An Open, Exploratory Clinical Study of CM336 in the Treatment of Immune Thrombocytopenia

Launched by INSTITUTE OF HEMATOLOGY & BLOOD DISEASES HOSPITAL, CHINA · Jan 23, 2025

Keywords

ClinConnect Summary

This clinical trial is studying a new treatment called CM336 for adults with a condition called immune thrombocytopenia (ITP), which is when your body doesn’t produce enough platelets, leading to an increased risk of bleeding. The trial aims to find out how effective and safe CM336 is for patients who haven’t responded well to previous treatments. It is currently looking for participants aged 18 and older who have been diagnosed with chronic ITP and have a very low platelet count. To be eligible, participants should not have had previous treatments like steroid medications for at least four weeks and must meet other health criteria to ensure their safety during the study.
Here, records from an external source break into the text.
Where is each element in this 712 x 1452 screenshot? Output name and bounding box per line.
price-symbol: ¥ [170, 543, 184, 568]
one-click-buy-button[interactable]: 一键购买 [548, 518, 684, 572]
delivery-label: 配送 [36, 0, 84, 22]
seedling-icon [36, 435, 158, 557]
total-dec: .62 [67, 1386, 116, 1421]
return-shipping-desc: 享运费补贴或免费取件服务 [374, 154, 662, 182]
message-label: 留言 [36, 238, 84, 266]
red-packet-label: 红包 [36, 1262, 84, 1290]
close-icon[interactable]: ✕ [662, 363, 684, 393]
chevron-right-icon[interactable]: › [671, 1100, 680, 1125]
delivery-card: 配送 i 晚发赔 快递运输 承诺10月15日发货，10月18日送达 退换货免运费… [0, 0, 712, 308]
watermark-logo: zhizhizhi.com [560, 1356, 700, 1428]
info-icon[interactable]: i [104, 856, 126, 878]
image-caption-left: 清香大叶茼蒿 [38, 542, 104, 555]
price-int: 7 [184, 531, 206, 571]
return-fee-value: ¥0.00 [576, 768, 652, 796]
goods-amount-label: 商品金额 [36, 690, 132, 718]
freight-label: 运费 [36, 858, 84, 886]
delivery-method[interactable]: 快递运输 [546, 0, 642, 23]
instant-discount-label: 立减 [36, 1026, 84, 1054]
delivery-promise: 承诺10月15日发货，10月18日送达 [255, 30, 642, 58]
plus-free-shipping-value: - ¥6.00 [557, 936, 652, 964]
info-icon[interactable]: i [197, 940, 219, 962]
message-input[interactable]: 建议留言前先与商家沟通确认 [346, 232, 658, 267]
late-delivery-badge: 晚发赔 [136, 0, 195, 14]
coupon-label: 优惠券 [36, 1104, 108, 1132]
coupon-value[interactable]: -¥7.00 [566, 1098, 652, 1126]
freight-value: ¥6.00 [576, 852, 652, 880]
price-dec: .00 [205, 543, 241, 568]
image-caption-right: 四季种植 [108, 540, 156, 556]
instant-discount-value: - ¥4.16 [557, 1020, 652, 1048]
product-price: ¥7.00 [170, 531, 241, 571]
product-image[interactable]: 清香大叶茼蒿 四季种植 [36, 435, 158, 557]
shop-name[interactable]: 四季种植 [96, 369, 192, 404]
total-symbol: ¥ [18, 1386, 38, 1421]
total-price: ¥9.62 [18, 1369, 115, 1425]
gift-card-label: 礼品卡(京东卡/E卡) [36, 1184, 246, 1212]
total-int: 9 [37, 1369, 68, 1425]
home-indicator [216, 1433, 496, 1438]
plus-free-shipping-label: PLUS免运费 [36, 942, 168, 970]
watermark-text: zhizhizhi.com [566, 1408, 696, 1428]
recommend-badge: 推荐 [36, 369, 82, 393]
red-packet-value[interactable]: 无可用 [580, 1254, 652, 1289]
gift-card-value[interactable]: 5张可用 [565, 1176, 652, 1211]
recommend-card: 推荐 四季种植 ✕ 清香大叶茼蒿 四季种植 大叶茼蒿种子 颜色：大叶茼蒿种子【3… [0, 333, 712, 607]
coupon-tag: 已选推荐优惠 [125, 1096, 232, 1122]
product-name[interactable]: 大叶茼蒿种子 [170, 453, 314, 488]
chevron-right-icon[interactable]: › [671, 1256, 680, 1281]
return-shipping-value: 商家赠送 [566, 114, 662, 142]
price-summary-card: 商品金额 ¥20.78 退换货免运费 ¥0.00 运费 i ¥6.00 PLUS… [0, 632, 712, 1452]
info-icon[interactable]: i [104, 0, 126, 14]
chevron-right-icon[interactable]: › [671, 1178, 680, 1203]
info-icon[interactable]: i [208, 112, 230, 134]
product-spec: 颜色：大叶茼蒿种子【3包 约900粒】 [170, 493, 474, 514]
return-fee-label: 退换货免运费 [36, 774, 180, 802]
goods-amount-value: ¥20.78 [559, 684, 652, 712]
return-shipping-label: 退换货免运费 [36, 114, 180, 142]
If you join this trial, you will receive CM336 and be monitored by the research team to track how well the treatment works and if there are any side effects. It’s important to note that some individuals may not qualify due to specific health conditions or recent treatments, so a thorough screening will be conducted. Participants will need to provide informed consent and will have the opportunity to discuss any questions or concerns with the study team. This trial is a chance to help improve treatment options for ITP while contributing to medical research.

Gender

ALL

Eligibility criteria

• Inclusion Criteria:
• • Age 18 and above, male or female;
• • Conform to the diagnostic criteria of persistent or chronic immune thrombocytopenia (ITP);
• • Failure of previous glucocorticoid therapy;
• • In the second-line treatment phase, eligible subjects must meet any of the following criteria: (1) Demonstrate no response to treatment with at least one thrombopoietin receptor agonist (including but not limited to recombinant human thrombopoietin \[rhTPO\], eltrombopag, hetrombopag, avatrombopag, or romiplostim); Fail to achieve sustained response (manifested as non-response, loss of response, or disease relapse) following anti-CD20 monoclonal antibody therapy (e.g., rituximab) or anti-CD38 monoclonal antibody therapy; (2) Exhibit no therapeutic response or experience disease relapse after splenectomy.
• • The platelet count was \<30×109/L within 48 hours before the first administration;
• • ECOG physical state score ≤ 2 points;
• • Patients receiving maintenance treatment (including corticosteroids (less than or equal to 20mg prednisone), TPO receptor agonists, etc.) must have a stable dose at least 4 weeks before the first administration;
• • Signed and dated written informed consent;
• Exclusion Criteria:
• • Received any treatment of anti-BCMA antibody drug;
• • Accompanied by autoimmune hemolytic anemia, or various secondary and hereditary thrombocytopenia;
• • History of any thrombotic or embolic events in the 12 months prior to the first dose or accompanied by extensive and severe bleeding, such as hemoptysis, upper gastrointestinal hemorrhage, intracranial hemorrhage, etc;
• • Participated in any other study drug or exposure to other study drugs within 4 weeks or 5 half-lives before the first dose (whichever is longer);
• • Use of anticoagulants or any drug with antiplatelet effects (such as aspirin) within 3 weeks before the first dose;
• • Treatment with ITP (methylprednisolone, platelet, gamma-globulin infusion or TPO receptor agonist therapy) within 2 weeks before the first dose;
• • Splenectomy was performed within 6 months before the first dose;
• • Patients who received azathioprine, danazol, cyclosporine A, tacrolimus, sirolimus, etc., within 4 weeks prior to the first dose; or received treatments such as CD20 monoclonal antibodies (e.g., rituximab), CD38 monoclonal antibodies, cyclophosphamide, or vindesine within 3 months prior to the first dose；
• • Received a live vaccine within 4 weeks before the first dose, or planned to receive any live vaccine during the clinical trial;
• • Those who have received allogeneic stem cell transplantation or organ transplantation in the past;
• • Other serious diseases that may limit the subject's participation in this trial (such as diabetes; Hepatic and renal insufficiency; Severe cardiac insufficiency; Myocardial obstruction or unstable arrhythmia or unstable angina pectoris in recent 6 months; Gastric ulcer, etc.);
• • Patients with malignant tumors within 5 years before the screening;
• • A history of severe recurrent or chronic infection;
• • A known or suspected history of immunosuppression, including a history of invasive opportunistic infections;
• • Clinically significant laboratory abnormalities at the time of screening;
• • HIV antibody or syphilis antibody positive;
• • Accompanied by uncontrollable active infection, including hepatitis B, hepatitis C; Pregnant women, suspected pregnancies (positive pregnancy test for human chorionic gonadotropin in urine at screening) and lactating patients;
• • Patients with mental disorders who cannot normally obtain informed consent and conduct trials and follow-up;
• • Patients whose symptoms of toxicity from pre-trial treatment have not resolved;
• • Any other ineligibility for subjects in the study was assessed by the investigator.